The Littlewoods Pension Scheme has completed a buy-in deal worth just under £930m with Rothesay Life, covering 6,454 members.
Those covered by the deal were the remaining uninsured scheme members, after the scheme completed a £880m buy-in with Scottish Widows in 2018.
Rothesay Life said that the scheme, which is now sponsored by The Very Group, has already benefited from a de-risked funding position following the 2018 transaction and had been an early mover to hedge its interest rates and inflation methods.
It therefore saw the scheme as being in the “ideal position” to take advantage of attractive pricing opportunities, which were partially caused by the Covid-19 pandemic.
LCP advised the trustees on the planning, structuring, and negotiation of the buy-in, while Arc Pensions Law provided them with legal advice.

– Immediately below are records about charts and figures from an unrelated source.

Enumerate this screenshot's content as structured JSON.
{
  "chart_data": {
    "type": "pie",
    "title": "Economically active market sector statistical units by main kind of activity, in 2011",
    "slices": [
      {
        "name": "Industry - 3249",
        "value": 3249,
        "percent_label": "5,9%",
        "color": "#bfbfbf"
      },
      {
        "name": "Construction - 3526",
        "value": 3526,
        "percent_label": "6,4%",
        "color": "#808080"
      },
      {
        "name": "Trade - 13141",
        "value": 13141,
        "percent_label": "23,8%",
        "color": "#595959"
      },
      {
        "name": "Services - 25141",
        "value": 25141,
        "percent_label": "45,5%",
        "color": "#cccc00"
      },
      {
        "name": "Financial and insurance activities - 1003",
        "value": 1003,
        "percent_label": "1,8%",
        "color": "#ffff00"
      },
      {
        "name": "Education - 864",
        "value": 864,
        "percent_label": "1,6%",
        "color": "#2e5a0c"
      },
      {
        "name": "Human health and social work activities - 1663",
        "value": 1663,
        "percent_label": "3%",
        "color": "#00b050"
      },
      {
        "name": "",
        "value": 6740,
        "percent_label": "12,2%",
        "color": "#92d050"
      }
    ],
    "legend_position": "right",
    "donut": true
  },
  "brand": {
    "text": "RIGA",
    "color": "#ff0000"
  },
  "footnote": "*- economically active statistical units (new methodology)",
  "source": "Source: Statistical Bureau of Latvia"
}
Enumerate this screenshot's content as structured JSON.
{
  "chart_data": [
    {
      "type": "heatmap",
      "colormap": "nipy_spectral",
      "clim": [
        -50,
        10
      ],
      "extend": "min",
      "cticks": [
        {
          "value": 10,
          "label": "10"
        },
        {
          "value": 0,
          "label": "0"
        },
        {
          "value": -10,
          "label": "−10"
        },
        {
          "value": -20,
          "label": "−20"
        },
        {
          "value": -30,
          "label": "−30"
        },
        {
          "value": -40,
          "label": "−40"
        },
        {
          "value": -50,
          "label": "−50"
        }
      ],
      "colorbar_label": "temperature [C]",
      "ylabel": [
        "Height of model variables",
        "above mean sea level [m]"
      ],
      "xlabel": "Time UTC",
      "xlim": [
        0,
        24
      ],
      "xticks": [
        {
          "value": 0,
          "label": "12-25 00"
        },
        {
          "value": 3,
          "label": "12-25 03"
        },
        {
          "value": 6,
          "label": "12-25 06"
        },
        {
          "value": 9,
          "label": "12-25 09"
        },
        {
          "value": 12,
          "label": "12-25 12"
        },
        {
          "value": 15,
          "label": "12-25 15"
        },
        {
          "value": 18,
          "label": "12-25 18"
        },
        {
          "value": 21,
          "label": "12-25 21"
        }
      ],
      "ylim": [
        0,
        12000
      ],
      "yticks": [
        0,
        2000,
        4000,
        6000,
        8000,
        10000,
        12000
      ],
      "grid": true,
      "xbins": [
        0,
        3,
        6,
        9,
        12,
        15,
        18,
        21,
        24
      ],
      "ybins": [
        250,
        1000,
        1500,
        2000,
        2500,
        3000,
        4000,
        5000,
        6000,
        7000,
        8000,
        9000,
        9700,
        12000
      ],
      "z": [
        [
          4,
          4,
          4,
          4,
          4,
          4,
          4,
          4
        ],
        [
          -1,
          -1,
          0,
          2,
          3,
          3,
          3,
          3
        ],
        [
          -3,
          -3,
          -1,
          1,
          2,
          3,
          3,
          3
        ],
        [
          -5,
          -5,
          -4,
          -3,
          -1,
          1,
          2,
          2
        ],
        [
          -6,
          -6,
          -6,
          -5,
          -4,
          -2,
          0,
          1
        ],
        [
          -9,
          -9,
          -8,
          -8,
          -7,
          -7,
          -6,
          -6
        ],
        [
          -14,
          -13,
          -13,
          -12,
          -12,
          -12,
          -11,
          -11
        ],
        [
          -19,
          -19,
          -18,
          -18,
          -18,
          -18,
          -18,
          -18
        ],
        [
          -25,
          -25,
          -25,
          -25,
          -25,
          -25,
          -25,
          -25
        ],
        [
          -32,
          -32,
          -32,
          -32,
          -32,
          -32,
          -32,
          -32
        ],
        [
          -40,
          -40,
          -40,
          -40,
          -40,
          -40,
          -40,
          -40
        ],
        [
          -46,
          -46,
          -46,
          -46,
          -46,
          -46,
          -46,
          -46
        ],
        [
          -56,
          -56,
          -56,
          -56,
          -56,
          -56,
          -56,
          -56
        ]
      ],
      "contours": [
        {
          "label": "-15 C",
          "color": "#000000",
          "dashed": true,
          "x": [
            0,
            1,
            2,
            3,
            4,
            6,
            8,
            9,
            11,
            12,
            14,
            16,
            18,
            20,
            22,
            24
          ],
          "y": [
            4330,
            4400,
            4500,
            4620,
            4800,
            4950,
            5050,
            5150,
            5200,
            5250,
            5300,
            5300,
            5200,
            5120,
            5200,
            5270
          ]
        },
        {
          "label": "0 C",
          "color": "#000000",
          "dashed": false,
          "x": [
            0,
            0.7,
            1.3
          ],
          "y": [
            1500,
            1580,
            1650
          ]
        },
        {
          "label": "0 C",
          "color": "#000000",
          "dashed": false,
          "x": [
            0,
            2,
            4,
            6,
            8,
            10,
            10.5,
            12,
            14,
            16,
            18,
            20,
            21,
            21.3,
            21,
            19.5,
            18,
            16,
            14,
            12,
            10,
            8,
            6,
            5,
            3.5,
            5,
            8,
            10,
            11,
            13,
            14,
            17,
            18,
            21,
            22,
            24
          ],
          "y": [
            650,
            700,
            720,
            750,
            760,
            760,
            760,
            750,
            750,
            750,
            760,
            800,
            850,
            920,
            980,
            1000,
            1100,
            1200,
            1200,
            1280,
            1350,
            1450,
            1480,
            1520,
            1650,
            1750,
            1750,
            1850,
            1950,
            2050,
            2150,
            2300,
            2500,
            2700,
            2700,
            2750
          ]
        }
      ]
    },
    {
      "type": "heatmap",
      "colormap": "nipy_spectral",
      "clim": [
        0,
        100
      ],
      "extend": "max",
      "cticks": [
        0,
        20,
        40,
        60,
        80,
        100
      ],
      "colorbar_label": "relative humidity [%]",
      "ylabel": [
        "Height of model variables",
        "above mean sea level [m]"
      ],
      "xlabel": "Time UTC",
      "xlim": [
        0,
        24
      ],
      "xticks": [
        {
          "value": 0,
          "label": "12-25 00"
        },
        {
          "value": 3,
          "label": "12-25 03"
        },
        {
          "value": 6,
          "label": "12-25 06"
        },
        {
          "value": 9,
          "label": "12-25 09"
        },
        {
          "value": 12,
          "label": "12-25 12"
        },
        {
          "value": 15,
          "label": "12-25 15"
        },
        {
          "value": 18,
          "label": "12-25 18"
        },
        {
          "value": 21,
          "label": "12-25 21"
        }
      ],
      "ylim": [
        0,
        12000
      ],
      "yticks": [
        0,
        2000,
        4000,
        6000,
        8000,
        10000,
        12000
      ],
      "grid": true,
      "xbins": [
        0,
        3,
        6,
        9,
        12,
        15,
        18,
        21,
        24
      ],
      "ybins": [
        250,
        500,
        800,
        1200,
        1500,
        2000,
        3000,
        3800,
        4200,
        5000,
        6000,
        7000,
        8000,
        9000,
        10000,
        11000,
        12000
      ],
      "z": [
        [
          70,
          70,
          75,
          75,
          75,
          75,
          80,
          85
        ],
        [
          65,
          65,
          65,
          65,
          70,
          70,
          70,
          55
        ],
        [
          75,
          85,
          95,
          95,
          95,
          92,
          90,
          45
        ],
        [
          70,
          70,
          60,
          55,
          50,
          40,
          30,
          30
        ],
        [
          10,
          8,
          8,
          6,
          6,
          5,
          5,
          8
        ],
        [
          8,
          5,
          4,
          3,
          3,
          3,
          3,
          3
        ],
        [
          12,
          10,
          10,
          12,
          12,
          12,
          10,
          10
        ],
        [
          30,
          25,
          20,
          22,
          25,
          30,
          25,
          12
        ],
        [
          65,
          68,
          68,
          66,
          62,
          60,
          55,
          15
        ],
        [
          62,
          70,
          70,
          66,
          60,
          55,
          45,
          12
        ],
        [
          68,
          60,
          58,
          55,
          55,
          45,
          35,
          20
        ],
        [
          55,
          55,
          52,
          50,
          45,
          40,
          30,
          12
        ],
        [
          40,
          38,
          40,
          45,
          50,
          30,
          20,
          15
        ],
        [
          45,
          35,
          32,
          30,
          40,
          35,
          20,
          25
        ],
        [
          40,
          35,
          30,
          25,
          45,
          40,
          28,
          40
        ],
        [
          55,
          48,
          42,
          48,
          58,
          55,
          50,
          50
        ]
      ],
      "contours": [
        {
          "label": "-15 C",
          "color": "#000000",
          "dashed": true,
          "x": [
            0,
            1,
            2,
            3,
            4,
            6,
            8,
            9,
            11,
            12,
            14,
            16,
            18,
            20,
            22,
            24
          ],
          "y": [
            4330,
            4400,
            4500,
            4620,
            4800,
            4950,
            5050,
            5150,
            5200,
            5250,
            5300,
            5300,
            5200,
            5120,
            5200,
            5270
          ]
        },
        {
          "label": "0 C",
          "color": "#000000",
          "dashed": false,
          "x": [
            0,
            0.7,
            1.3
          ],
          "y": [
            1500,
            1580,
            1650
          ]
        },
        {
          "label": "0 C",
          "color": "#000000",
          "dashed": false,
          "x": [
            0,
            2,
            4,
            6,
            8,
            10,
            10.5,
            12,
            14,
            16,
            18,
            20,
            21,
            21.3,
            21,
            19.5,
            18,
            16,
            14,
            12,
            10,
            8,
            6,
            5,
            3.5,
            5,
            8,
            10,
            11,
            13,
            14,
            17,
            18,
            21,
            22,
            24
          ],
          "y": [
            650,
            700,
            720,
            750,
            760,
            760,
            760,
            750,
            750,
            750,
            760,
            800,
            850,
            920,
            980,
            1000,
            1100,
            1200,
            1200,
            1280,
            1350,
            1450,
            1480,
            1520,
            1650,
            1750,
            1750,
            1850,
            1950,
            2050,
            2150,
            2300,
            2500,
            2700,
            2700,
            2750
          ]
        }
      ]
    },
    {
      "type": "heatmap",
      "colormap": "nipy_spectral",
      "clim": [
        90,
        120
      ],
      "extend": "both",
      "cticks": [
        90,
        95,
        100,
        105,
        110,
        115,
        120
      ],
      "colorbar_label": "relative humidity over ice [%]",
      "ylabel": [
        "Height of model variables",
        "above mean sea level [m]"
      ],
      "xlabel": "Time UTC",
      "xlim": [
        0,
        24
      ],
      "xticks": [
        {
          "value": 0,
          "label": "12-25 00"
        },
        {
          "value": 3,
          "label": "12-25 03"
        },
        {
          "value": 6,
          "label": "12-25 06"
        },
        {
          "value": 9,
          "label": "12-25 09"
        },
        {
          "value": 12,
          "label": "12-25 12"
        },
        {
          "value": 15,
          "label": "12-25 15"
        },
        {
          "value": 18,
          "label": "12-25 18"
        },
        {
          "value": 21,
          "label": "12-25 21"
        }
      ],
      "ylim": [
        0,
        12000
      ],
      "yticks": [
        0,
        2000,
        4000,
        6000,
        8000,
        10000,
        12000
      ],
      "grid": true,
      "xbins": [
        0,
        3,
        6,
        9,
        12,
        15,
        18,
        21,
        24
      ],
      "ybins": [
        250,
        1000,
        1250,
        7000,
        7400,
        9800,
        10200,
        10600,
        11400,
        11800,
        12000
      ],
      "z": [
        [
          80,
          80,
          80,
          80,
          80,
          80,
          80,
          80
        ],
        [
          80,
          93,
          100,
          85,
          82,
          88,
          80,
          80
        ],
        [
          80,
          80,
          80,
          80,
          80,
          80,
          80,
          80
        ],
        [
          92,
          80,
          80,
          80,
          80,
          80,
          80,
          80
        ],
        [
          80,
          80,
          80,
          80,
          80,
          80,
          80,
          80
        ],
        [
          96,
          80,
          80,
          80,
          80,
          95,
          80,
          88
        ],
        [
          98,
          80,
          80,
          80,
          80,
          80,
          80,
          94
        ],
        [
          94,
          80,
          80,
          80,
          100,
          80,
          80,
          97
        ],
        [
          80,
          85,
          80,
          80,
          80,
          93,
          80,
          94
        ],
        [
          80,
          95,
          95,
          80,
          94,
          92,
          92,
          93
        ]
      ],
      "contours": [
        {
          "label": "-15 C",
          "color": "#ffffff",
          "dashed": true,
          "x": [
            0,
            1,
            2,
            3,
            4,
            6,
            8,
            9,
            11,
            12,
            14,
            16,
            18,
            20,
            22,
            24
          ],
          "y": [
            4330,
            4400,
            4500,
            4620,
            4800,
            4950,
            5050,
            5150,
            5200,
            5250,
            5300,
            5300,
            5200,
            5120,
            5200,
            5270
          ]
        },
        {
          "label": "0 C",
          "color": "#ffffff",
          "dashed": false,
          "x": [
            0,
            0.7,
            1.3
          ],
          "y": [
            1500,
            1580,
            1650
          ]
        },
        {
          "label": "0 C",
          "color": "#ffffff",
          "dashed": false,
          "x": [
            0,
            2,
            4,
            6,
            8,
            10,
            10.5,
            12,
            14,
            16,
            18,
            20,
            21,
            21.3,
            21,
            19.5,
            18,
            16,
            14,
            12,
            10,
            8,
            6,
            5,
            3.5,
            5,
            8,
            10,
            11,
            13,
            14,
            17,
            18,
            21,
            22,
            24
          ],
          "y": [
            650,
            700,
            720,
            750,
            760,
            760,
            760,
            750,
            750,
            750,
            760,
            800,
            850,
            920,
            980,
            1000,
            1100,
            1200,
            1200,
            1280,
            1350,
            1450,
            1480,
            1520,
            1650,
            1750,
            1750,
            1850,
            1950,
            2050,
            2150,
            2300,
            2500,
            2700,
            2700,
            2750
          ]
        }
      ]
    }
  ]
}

The trustees were advised by Mercer as the scheme actuary and administrator, and Willis Towers Watson acted as investment consultant.

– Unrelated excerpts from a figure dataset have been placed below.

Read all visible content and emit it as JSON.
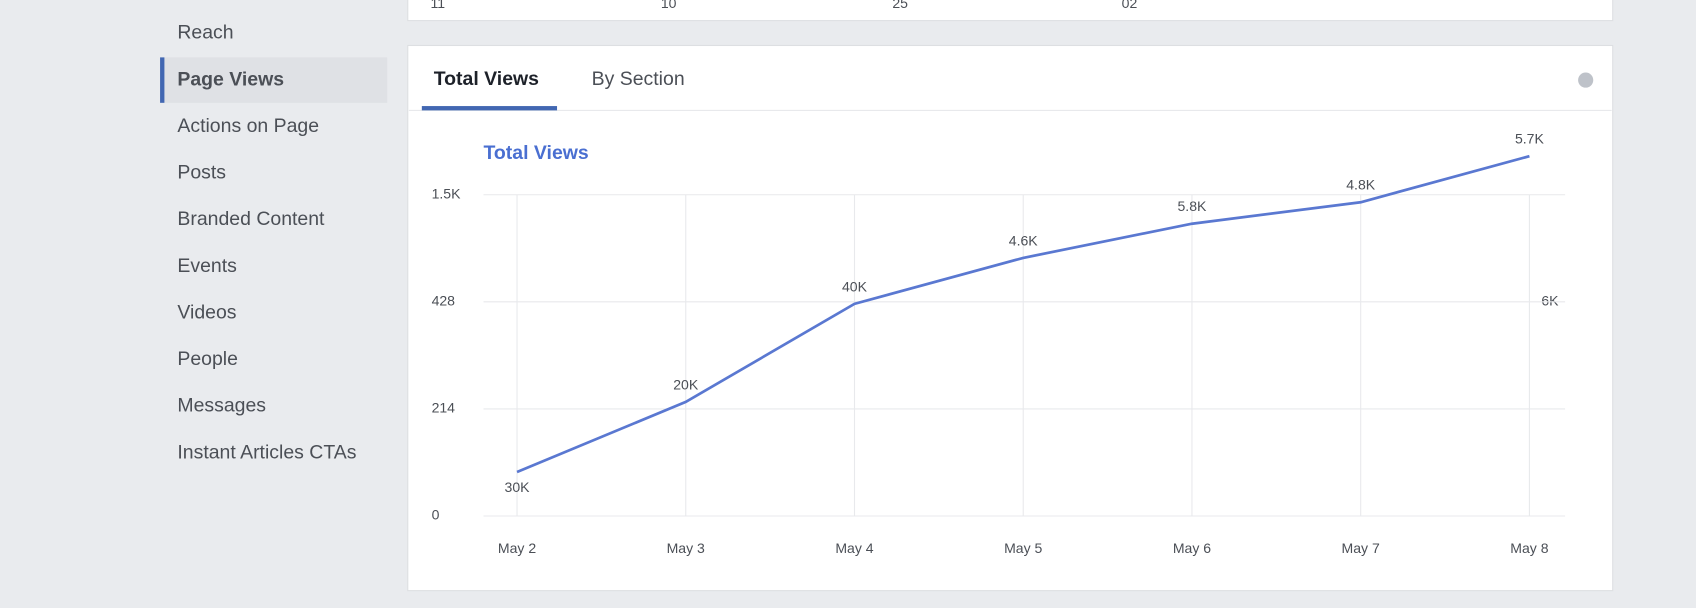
{
  "sidebar": {
    "items": [
      "Reach",
      "Page Views",
      "Actions on Page",
      "Posts",
      "Branded Content",
      "Events",
      "Videos",
      "People",
      "Messages",
      "Instant Articles CTAs"
    ],
    "active": 1
  },
  "previous_card_labels": [
    "11",
    "10",
    "25",
    "02"
  ],
  "tabs": [
    "Total Views",
    "By Section"
  ],
  "chart_data": {
    "type": "line",
    "title": "Total Views",
    "categories": [
      "May 2",
      "May 3",
      "May 4",
      "May 5",
      "May 6",
      "May 7",
      "May 8"
    ],
    "series": [
      {
        "name": "Total Views",
        "color": "#5a78d1",
        "values": [
          88,
          228,
          424,
          868,
          1210,
          1425,
          1886
        ]
      }
    ],
    "annotations": [
      "30K",
      "20K",
      "40K",
      "4.6K",
      "5.8K",
      "4.8K",
      "5.7K"
    ],
    "ylim": [
      0,
      2000
    ],
    "yticks": [
      0,
      214,
      428,
      {
        "value": 1500,
        "label": "1.5K"
      }
    ],
    "right_label": "6K",
    "grid": true
  }
}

Gowling WLG provided legal advice to Rothesay Life.
Littlewoods Pension Scheme chairman of the trustees, Colin Thwaite, commented: “I am delighted that, through this transaction with Rothesay Life, we have further secured the pension benefits for all our members.
“Guaranteeing our pension obligations has been our long-term goal and it is a testament to the quality of our advisers and the longstanding support and collaboration with The Very Group and its shareholders that we could secure this transaction in the current market.”
As a lot of the transaction process was undertaken during lockdown, much of the deal was agreed while working remotely and in volatile asset markets.
The trustees placed particular importance on the negotiated price lock, which acted to protect the scheme against further movements in the market.
Rothesay Life head of business development, Sammy Cooper-Smith, added: “The trustees have been in close contact with the marketplace for a number of years, keeping us informed of progress on their de-risking journey.
“This has kept this scheme at the forefront of the market, which has enabled the trustees to secure the benefits at an opportune time from a funding perspective.”